In the CUDA programming model a thread is the lowest level of abstraction for doing a computation or a memory operation. Starting with devices based on the NVIDIA Ampere GPU Architecture, the CUDA programming model provides acceleration to memory operations via the asynchronous programming model. The asynchronous programming model defines the behavior of asynchronous operations with respect to CUDA threads. The asynchronous programming model defines the behavior of Asynchronous Barrier for synchronization between CUDA threads. The model also explains and defines how cuda::memcpy_async can be used to move data asynchronously from global memory while computing in the GPU.

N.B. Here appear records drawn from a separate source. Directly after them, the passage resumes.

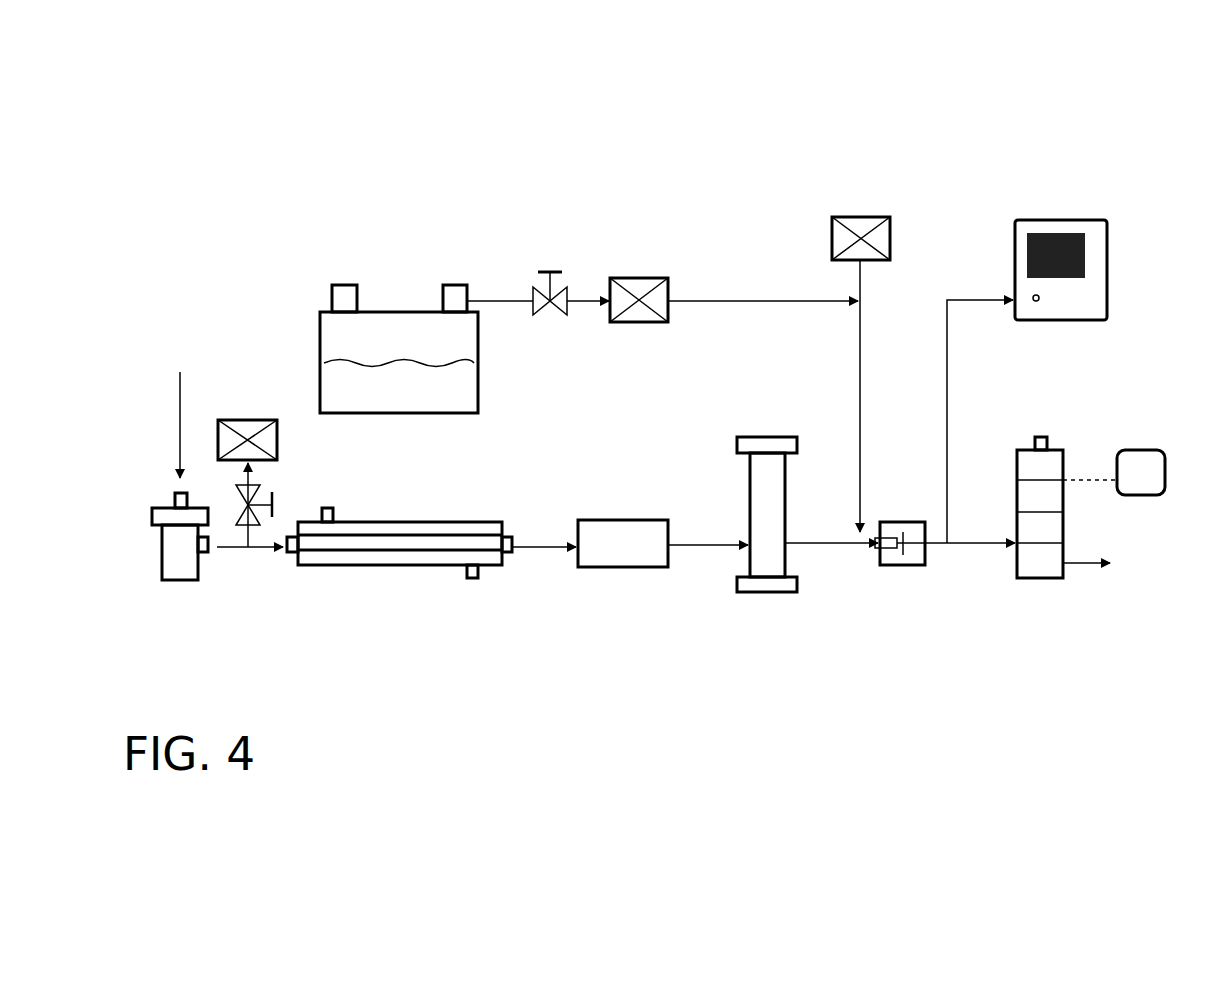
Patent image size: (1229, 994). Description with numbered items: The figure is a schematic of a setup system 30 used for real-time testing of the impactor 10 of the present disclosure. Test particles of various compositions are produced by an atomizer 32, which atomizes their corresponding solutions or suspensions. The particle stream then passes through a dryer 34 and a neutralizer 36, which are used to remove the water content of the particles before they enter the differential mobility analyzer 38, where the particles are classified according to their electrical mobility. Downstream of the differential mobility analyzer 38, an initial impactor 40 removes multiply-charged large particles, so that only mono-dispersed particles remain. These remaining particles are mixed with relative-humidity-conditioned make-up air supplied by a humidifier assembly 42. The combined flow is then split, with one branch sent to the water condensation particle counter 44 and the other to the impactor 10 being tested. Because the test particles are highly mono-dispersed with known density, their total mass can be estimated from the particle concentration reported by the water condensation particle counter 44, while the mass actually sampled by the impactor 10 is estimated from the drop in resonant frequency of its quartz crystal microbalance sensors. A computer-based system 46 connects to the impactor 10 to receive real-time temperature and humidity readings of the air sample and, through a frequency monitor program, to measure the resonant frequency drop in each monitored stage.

The setup system 30 is at (285, 130).
The atomizer 32 is at (172, 553).
The dryer 34 is at (395, 522).
The neutralizer 36 is at (593, 520).
The differential mobility analyzer (DMA) 38 is at (797, 582).
The initial impactor 40 is at (925, 548).
The humidifier assembly 42 is at (432, 285).
The water condensation particle counter (CPC) 44 is at (1070, 220).
The impactor 10 is at (1058, 442).
The computer-based system 46 is at (1145, 450).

An asynchronous operation is defined as an operation that is initiated by a CUDA thread and is executed asynchronously as-if by another thread. In a well formed program one or more CUDA threads synchronize with the asynchronous operation. The CUDA thread that initiated the asynchronous operation is not required to be among the synchronizing threads.

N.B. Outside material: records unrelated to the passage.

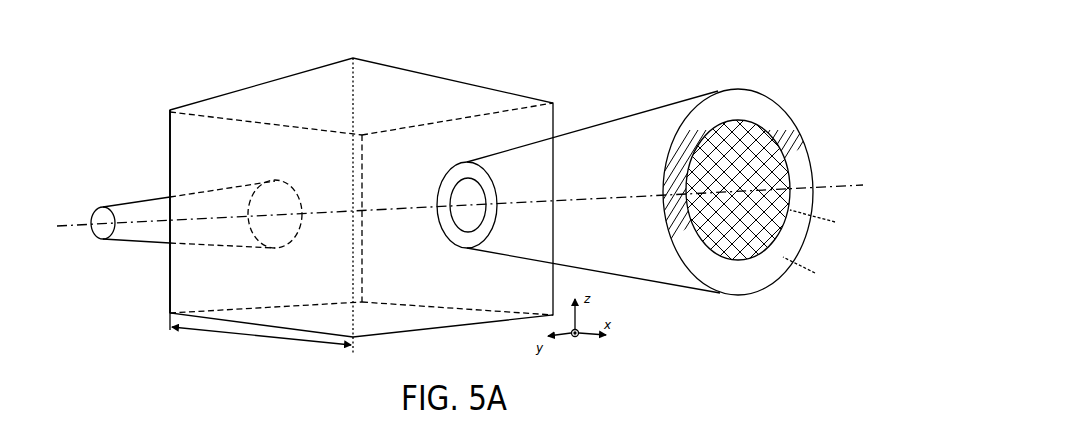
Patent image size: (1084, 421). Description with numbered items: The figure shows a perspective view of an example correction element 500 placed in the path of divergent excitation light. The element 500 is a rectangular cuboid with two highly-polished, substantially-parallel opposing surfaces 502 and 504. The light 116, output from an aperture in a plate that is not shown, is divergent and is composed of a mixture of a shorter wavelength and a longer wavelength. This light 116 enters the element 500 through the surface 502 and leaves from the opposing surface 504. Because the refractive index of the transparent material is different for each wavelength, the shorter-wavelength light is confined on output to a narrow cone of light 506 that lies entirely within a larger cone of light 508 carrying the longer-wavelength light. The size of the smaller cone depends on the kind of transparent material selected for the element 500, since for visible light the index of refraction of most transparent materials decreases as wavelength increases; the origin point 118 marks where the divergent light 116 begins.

The correction element 500 is at (452, 80).
The surface 502 is at (177, 138).
The opposing surface 504 is at (543, 125).
The narrow cone of light 506 is at (792, 123).
The larger cone of light 508 is at (706, 104).
The light 116 is at (140, 243).
The light source point 118 is at (82, 224).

发起异步操作的CUDA线程无需参与该操作的同步等待过程，其他线程可以代替它完成同步

Such an asynchronous thread (an as-if thread) is always associated with the CUDA thread that initiated the asynchronous operation. An asynchronous operation uses a synchronization object to synchronize the completion of the operation. Such a synchronization object can be explicitly managed by a user (e.g., cuda::memcpy_async) or implicitly managed within a library (e.g., cooperative_groups::memcpy_async).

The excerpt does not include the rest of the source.